20 abril 2007

Jorge Bucal (El camino de la felicidad, 2002)


Ed. Sudamericana, 2006

Cada vez que hablo o escribo sobre la necesidad de bajar las expectativas; cada vez que reniego del valor del esfuerzo; cada vez que cuestiono el sacrificio en pos de una consecuencia mejor; cada vez, por fin, que menciono la palabra aceptación, alguien se pone de pie, me señala con el dedo índice, mira a su alrededor buscando cómplices para lo que sigue y me grita:
- ¡¡¡Conformista!!!
Desde el sentido estricto de la palabra, la idea de conformar-se (adaptarse a una nueva forma) me parece encantadora. Y por lo tanto, la idea de ser un conformista, uno que prefiere conformarse, no sólo no me insulta sino que me halaga.
El diccionario de la Real Academia Española y el diccionario etimológico de Corominas asocian conformarse con otros verbos para nada despreciables:

Concordar,
ajustarse,
convenir,
sujetarse voluntariamente a algo,
tolerar las adversidades,
proporcionarse,
configurar,
corresponder,
ser paciente,
unirse…. y otros.

Y sin embargo, como muchas otras veces, el uso popular le confiere algunas acepciones de baja calidad que lo hacen sonar como emparentado con el desinterés de los estúpidos o la tendencia a la sumisión de los débiles.

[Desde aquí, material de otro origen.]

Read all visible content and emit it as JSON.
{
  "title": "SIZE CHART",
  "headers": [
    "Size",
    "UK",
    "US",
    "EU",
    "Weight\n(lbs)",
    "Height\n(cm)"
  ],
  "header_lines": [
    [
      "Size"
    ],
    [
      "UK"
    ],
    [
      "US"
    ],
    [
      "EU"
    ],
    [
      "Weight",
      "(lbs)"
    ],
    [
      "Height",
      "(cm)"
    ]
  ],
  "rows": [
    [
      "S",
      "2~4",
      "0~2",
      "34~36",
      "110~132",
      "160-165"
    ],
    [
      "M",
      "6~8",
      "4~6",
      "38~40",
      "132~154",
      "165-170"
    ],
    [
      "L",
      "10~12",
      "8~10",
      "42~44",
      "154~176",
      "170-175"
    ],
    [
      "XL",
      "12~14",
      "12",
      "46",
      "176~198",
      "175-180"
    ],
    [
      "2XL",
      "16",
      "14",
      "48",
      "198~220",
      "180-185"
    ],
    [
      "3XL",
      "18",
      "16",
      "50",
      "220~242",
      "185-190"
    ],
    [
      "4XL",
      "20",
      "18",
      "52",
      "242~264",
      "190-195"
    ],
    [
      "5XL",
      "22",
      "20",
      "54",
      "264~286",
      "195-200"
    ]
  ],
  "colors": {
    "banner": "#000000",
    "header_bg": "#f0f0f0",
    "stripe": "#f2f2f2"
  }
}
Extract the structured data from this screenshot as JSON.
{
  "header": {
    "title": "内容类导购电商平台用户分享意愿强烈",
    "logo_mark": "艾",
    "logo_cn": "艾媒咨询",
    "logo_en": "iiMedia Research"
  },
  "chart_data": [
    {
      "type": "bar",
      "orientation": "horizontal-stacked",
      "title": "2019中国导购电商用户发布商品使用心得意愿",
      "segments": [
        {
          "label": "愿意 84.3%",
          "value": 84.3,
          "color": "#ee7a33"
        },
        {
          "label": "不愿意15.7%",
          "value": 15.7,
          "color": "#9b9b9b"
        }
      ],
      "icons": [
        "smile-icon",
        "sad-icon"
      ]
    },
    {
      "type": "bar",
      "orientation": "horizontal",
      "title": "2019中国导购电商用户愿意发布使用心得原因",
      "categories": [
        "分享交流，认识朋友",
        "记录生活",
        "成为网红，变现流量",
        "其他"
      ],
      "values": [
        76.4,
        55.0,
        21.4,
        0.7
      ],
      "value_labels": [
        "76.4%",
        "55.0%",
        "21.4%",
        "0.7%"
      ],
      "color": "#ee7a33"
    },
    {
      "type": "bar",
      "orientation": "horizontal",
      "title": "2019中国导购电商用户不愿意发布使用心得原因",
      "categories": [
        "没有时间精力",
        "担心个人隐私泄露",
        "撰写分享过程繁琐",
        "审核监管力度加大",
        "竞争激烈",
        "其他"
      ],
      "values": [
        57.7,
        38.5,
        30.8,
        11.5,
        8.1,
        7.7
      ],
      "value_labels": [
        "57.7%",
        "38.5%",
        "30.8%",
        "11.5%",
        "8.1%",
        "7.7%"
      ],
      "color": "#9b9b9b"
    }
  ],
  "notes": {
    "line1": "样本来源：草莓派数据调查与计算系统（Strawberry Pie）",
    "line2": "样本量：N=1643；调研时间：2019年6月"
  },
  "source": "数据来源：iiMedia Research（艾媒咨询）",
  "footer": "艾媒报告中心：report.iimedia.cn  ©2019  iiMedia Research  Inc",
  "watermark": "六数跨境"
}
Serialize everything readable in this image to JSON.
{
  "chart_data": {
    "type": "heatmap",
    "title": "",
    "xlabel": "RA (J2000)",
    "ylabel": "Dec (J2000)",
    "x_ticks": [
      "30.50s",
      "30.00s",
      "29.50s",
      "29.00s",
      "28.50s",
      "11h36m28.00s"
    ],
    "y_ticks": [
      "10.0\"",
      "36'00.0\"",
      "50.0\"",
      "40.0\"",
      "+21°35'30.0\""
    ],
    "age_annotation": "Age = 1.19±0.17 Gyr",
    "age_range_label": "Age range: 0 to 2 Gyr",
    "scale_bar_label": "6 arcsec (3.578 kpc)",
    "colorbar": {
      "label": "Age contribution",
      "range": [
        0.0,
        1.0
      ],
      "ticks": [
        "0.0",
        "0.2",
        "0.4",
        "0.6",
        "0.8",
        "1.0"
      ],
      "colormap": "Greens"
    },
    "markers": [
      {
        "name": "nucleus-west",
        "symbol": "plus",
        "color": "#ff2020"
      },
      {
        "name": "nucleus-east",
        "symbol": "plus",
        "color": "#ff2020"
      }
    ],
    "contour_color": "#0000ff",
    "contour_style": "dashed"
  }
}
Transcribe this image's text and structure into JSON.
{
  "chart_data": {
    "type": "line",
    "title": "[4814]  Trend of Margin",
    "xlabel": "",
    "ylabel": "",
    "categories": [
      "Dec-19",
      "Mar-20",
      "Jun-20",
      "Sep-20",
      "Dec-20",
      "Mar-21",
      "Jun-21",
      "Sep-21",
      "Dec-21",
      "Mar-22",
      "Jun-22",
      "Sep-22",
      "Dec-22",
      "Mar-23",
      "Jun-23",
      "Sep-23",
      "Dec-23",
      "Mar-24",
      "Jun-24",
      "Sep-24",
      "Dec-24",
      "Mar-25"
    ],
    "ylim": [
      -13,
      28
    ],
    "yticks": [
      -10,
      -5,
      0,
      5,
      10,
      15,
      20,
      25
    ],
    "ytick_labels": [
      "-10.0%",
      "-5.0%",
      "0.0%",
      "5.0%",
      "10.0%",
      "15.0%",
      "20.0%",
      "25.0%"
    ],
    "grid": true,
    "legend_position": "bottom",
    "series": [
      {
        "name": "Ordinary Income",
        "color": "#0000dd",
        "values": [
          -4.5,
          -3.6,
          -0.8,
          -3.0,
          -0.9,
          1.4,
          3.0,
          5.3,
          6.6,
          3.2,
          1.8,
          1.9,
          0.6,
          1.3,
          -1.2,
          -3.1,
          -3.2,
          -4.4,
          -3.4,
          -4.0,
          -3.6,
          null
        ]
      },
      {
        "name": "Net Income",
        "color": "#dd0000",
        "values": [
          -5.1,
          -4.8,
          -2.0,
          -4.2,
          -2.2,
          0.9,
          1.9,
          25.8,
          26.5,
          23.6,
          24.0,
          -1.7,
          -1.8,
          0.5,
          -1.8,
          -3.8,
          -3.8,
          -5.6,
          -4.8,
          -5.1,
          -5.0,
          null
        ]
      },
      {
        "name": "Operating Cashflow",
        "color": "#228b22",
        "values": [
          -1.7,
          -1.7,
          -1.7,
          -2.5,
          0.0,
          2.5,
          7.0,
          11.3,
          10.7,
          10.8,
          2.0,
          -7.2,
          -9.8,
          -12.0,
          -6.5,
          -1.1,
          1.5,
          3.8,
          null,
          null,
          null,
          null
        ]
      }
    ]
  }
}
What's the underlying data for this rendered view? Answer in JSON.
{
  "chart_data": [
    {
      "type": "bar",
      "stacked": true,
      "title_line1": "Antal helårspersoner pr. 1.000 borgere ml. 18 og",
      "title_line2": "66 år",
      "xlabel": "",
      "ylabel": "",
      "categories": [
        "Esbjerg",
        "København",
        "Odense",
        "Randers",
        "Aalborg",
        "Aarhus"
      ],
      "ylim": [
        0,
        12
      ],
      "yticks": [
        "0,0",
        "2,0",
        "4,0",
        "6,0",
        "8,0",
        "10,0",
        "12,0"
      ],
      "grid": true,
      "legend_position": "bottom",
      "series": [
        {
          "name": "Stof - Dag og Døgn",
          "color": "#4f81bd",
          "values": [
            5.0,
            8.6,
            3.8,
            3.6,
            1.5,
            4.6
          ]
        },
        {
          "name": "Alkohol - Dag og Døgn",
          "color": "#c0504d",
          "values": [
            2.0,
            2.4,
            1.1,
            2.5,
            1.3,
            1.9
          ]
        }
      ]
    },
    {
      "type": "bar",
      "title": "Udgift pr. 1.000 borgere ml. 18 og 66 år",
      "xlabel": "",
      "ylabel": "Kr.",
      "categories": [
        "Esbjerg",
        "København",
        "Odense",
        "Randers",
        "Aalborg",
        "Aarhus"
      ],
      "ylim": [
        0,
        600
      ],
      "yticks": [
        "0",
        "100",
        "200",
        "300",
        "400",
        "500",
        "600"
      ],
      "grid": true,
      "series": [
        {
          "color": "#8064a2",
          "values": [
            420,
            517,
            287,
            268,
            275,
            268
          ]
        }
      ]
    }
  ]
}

Pero conformarse no significa dejar de estar interesado en lo que sucede ni bajar necesariamente la cabeza. No tiene que ver con la resignación, sino con reconocer el punto de partida de un cambio, con el abandono de la urgencia de que algo sea diferente y la gratitud con la vida por ser capaz de intentar construir lo que sigue.